過去の経験が活かされた、週刊誌記者の演技
――今回主演を務めた「Scooper」で、阿部さんは新人週刊誌記者役を演じています。まずは率直な感想をお聞かせください。
阿部顕嵐(以下、同)いちばん感じたのは、自分とは立場などがまったく正反対だということです。ただ、役として体験してみると、仕事として純粋に楽しい一面もあるのだと強く感じました。
たとえば、スクープが撮れる瞬間。あれは演じていて本当に楽しかったですし、もし自分が本物の記者だったら、絶対に気持ちいいだろうなと思いました。
先ほどは「正反対」と言いましたが、この世界とは実はかなり密接な場所で生きているとも感じました。だからこそ、“リアル”を追求して演じようと、撮影に臨みました。
――リアルさを追求するために、具体的にどういったことをしましたか?
その世界を知るのは当たり前ですが、そのうえで記者という仕事の魅力を見つけ出すことを意識しました。

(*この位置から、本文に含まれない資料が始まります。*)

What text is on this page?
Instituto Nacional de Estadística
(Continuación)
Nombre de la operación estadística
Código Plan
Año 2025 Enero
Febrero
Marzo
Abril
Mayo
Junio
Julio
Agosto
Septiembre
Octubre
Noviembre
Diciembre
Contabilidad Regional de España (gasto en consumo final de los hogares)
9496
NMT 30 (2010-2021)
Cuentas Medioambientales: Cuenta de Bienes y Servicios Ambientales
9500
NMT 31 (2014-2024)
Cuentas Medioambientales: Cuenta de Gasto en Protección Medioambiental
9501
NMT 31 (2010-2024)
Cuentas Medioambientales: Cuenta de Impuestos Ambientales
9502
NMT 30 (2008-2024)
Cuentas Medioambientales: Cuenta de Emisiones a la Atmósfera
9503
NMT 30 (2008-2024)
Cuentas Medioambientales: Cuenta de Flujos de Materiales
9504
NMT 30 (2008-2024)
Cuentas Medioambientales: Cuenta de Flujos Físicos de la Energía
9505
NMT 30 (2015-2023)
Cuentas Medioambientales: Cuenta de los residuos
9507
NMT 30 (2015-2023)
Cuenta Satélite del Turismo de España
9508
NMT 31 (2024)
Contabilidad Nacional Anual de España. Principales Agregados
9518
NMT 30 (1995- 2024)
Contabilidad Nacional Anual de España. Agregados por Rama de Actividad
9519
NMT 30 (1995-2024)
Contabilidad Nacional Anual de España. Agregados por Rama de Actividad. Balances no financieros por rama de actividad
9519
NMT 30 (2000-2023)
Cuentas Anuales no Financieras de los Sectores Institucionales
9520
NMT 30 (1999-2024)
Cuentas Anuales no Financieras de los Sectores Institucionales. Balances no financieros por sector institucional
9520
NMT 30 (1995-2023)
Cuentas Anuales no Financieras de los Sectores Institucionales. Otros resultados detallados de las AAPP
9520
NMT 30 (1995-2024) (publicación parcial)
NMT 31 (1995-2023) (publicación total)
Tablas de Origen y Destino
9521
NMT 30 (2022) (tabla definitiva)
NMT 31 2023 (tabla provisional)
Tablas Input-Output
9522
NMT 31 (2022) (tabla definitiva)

今回、僕が演じたのは「(出版社で)文芸の道に進みたかったけれど、週刊誌に配属された記者」という役です。自ら望んで記者になった方もいると思いますが、そうではない人もきっといますよね。だからこそ、演じるからにはその気持ちになれるように、週刊誌記者としての魅力や、仕事そのものの面白さを探しながらリアルさを追求しました。
僕も普段は近い業界にいますが、記者の方とは敵対することも多くて、裏側まではなかなか知ることができません。でもだからこそ、記者という職業についてしっかり学び、その中にある魅力を自分なりに見つけ出しました。
――実際に記者という仕事に魅力は感じましたか?
そうですね。やっぱりスクープ記事を出すことで、記者は編集部で表彰されたりするじゃないですか。そうやって会社に認められたり、世間がその記事でざわついたりすることで、どんどんハマっていく職業なんだろうなと感じました。
ただ、その一方で、もしかしたら自分が世論をコントロールしている様な感覚に陥ったり、ちょっと勘違いしてしまう部分もあるのではないか……とも思いましたね。
――もし阿部さんが実際に記者として働いたら、編集部のエースになれると思いますか?
自信はあります(笑)。正直、僕も過去にタレントとして週刊誌に追われたことがあるので、どうすれば記者に撮られないか、少しはわかっている部分があるんです。だからこそ、その“逆”の視点も見えるんじゃないかなと思います。